In the fourth quarter of 2012, Exxon Mobil (NYSE:XOM) spent $5 billion buying back shares. This is a typical quarterly experience for the company (the firm has bought back and retired shares in every quarter dating back to at least 2002), and is a big component of the company's growth strategy. After all, when you are a $400 billion company earning $40-$50 billion per year, it is hard to find a lot of attractive opportunities that will grow the business organically. As Charles Sitter, the former President of Exxon, once said: "shareholders, like creditors, have given the company only the temporary use of their funds. If the available opportunities are not sufficiently attractive, the company should have no greater compunction about returning money to shareholders -paying dividends or buying back stock-than it would have about prepaying debt. The trick is to not be 'macho' about building a large cash kitty and then stretching to find uses for it."
Because of Exxon's current size, this means that the company chooses to run an automatic buyback program that reduces the share count every quarter to drive earnings growth and facilitate dividend growth. For shareholders, this has been a value-creating experience because Exxon stock does not usually get terribly overvalued (its P/E ratio has only been above 12 one year since 2004), and this is good news for long-term shareholders considering that Exxon is always buying back shares.
Of course, there is a flip side to this as well: it also means that Exxon shareholders will not enjoy the benefit of only having shares retired at an opportune time (compared to say, something like the Berkshire Hathaway policy of only retiring shares when the stock price falls below a conservative estimate of intrinsic value, defined as 120% of book value). When we look at Exxon's record from 2004-2011, we can see that Exxon bought back 2.55 billion shares, paying $180 billion to do so. As of last year, Credit Suisse estimates that the Exxon stock buyback creates about 5% of value annually for shareholders (on a relative basis, this is nothing to sneeze at considering that over a third of stock buybacks among S&P 500 members actually destroy shareholder value).

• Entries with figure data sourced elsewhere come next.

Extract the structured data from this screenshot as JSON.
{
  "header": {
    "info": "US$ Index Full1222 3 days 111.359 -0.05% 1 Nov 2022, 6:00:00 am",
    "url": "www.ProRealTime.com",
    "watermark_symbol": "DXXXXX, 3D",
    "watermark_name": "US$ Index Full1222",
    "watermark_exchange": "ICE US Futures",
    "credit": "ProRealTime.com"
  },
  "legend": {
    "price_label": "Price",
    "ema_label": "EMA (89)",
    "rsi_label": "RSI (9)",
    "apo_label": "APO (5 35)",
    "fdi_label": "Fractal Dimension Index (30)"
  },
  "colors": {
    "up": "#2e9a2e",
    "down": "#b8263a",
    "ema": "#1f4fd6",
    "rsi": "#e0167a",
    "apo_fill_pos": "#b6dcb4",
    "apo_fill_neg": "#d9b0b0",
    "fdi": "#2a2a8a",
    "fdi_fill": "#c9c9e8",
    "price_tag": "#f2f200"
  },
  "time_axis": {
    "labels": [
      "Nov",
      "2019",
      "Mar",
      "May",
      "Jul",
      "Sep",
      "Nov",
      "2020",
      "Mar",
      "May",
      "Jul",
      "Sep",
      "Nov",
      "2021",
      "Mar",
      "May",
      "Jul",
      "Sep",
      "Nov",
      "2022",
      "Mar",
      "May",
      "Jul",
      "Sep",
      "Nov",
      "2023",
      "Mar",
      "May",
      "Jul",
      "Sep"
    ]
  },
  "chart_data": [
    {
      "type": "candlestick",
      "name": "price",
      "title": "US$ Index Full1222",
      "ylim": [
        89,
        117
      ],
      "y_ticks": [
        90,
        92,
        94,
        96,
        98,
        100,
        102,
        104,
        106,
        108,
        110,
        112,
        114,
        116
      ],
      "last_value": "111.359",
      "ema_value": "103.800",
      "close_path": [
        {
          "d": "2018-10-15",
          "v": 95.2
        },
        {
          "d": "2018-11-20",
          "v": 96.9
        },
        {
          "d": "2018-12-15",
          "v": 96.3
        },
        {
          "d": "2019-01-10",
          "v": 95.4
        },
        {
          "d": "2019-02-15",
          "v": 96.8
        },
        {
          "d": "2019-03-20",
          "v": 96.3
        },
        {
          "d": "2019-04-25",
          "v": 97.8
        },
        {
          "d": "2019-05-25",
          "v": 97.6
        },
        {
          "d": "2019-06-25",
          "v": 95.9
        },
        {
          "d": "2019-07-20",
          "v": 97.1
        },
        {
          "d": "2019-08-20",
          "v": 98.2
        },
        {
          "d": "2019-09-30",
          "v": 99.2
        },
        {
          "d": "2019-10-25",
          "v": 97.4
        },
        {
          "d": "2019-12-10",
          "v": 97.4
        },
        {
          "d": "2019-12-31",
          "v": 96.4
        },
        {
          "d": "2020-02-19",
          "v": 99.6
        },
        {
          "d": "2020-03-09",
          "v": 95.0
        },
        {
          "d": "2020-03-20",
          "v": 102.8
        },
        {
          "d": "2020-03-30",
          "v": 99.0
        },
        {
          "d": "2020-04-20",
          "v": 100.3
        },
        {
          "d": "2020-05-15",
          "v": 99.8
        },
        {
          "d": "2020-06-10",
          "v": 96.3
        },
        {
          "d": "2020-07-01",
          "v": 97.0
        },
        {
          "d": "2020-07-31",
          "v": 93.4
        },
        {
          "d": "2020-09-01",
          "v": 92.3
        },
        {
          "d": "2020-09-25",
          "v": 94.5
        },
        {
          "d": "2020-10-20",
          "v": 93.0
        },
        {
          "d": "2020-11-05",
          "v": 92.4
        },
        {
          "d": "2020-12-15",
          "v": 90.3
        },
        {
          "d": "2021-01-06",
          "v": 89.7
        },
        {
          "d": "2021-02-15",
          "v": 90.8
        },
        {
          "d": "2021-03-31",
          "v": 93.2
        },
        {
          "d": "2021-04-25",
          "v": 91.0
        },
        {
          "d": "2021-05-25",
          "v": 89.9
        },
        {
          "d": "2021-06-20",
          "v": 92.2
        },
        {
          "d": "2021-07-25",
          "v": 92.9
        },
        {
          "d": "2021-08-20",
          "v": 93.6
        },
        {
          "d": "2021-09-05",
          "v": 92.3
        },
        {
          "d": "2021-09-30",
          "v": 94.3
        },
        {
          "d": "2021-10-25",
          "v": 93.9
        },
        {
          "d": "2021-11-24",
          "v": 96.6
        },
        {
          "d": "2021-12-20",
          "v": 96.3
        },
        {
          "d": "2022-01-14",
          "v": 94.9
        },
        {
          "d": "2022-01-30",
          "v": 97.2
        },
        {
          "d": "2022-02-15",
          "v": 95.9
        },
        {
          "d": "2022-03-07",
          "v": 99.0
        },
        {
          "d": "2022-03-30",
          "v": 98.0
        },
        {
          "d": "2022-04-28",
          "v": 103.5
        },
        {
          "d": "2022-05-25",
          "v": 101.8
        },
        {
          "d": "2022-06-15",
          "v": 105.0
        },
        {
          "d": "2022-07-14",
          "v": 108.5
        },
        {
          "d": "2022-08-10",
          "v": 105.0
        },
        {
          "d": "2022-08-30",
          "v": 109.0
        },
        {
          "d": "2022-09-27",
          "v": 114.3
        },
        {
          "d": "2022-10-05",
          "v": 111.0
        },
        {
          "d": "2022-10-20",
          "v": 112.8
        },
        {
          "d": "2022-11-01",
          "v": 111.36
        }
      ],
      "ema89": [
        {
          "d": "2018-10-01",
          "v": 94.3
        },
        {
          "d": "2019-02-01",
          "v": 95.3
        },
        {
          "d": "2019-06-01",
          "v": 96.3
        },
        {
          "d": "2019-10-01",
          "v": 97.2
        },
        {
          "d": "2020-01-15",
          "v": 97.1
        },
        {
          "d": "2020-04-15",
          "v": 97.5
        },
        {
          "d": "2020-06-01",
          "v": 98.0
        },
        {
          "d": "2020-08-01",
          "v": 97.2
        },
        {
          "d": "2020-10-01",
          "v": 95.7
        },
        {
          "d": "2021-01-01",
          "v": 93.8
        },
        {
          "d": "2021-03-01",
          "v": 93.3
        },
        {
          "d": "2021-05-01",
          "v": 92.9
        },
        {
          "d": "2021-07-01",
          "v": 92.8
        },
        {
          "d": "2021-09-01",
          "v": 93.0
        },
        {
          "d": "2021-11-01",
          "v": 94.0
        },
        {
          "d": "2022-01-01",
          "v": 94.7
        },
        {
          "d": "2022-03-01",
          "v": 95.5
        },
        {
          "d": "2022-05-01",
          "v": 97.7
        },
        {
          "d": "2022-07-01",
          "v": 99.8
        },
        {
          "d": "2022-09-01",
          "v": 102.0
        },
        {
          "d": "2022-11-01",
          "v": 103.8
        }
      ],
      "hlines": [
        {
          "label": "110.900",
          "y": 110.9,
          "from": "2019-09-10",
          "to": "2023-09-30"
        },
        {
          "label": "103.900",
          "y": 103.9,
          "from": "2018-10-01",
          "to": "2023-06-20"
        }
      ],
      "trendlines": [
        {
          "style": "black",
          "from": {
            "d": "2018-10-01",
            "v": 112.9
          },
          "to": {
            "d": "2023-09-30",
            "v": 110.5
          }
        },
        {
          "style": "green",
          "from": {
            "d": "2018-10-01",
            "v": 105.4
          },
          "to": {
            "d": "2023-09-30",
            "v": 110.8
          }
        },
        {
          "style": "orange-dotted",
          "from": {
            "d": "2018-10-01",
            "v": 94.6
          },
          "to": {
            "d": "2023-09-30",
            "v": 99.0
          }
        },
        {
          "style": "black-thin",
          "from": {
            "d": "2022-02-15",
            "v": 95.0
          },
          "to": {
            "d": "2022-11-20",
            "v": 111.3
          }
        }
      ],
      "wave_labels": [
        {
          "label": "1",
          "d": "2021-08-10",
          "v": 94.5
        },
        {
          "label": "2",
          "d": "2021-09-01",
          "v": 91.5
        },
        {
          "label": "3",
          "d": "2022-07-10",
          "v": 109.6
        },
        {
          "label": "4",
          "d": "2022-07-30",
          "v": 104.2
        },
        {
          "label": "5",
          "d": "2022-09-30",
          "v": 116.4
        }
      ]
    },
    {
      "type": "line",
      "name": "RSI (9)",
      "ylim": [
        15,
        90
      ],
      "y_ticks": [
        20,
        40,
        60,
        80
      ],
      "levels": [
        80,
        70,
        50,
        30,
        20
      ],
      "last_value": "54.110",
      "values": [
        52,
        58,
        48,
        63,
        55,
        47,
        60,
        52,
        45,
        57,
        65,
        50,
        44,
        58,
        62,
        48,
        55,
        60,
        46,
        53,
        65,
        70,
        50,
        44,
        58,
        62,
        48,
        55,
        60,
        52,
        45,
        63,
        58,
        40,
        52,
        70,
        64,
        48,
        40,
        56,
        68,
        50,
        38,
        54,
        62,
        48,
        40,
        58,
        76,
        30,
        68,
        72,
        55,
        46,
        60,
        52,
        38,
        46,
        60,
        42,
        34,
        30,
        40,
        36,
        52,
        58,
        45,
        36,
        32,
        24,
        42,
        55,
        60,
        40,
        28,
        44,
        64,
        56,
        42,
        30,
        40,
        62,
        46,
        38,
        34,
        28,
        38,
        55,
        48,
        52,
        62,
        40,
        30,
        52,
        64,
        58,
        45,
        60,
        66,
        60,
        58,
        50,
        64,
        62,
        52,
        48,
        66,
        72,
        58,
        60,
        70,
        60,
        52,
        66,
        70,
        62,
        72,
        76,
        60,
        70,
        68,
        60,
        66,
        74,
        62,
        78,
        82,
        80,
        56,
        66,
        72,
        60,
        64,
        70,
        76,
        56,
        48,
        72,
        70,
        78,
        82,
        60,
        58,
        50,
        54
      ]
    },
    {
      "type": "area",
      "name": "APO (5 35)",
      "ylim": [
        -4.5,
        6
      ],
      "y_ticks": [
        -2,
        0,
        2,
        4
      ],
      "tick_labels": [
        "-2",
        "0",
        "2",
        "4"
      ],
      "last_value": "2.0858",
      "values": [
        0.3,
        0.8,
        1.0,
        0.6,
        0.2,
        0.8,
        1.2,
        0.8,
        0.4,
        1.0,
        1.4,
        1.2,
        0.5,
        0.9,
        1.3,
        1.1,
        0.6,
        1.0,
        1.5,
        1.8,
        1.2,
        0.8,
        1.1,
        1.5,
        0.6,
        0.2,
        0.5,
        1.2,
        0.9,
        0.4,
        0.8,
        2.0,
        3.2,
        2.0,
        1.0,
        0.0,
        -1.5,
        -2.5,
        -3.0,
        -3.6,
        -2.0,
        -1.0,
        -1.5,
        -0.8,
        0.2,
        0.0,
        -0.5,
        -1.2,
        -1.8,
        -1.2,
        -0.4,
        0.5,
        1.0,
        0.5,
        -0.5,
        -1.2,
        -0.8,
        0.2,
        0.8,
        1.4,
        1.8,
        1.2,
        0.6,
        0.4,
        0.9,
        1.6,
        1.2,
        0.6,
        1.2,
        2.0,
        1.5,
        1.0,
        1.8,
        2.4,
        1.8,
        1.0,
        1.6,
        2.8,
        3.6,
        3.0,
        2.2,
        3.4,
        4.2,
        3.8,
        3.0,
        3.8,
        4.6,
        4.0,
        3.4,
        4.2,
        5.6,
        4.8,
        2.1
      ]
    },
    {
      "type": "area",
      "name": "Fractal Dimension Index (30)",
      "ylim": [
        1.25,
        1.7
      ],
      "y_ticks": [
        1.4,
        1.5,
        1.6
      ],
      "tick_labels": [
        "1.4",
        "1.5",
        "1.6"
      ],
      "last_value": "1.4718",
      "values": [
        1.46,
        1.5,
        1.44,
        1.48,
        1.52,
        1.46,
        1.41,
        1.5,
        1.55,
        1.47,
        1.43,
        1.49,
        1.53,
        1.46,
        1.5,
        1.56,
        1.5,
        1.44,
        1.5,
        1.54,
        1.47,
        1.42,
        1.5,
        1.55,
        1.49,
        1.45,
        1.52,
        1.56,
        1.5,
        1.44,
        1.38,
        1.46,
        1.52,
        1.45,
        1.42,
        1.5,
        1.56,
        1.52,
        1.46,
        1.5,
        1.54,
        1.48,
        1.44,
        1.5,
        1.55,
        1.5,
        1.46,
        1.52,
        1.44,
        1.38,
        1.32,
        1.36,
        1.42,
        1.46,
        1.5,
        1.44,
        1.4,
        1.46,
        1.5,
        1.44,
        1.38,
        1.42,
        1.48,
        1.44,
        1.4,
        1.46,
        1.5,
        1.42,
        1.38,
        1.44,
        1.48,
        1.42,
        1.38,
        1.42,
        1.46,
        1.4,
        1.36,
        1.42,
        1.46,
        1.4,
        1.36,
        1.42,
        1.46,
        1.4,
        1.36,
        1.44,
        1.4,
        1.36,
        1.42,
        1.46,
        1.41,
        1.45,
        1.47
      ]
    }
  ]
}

As an Exxon shareholder, I do have one concern about the execution of the company's buyback program: when oil prices are increasing (and thus, profits and share prices are peaking), the company increases its stock buyback because it has a larger amount of cash on hand. However, when the price of oil falls (and thus, profits are lower and share prices tend to be lower), the company scales back its buyback program.
Let's look at the company's buyback performance during the years 2007, 2008 and 2009 to underscore the point.
In 2007 and 2008, things were going great for Exxon. The earnings per share had increased from $6.55 per share at the start of 2007 to $8.69 by the end of 2008. The stock price hit highs in the $90s. With all these record-smashing profits, the company bought back about $7.5 billion in stock each quarter in 2007, and raised that to $8-$9 billion in 2008. These two years represent Exxon Mobil's largest commitment to its buyback program to date.
Fast forward a year to 2009. The earnings per share fell to $3.98. The stock price fell to the low $60s. Because profits were down, Exxon had to scale its buyback program down from $5 billion at the start of 2009 to $4 billion in the middle of 2009, and then the company only bought back $2 billion worth of shares in the final quarter of 2009. When earnings and share prices were at the highest, Exxon was setting aside 3x as much money for stock buybacks as when earnings and buybacks were at their lowest in 2009.
This is no special indictment of Exxon, but rather, an example of a difficulty with stock buybacks in general. When a company has record profits that create excess beyond reinvestment needs, it is easier to find money to increase a stock buyback program. Unfortunately, this is also when stock prices are likely to be higher. The same problem shapes the other side: when profits are falling, buyback programs are often scaled back, and unfortunately, this is often when stock prices are trading low. This is the important caveat to keep in mind, based on Exxon's recent history.
The good news, of course, is that even through this period, Exxon's buyback program managed to create value for shareholders. That is certainly a plus. And a constant buyback is likely a necessary way to drive earnings growth for a company of Exxon's size, because there are only so many capital expenditures that a company can find when dealing with $40-$50 billion in annual earnings. But Exxon also has a tendency to increase buybacks at a time when prices are likely to be higher, and decrease them at a time when prices are likely to be lower. Fortunately, Exxon's buyback has managed to create value in spite of this fact.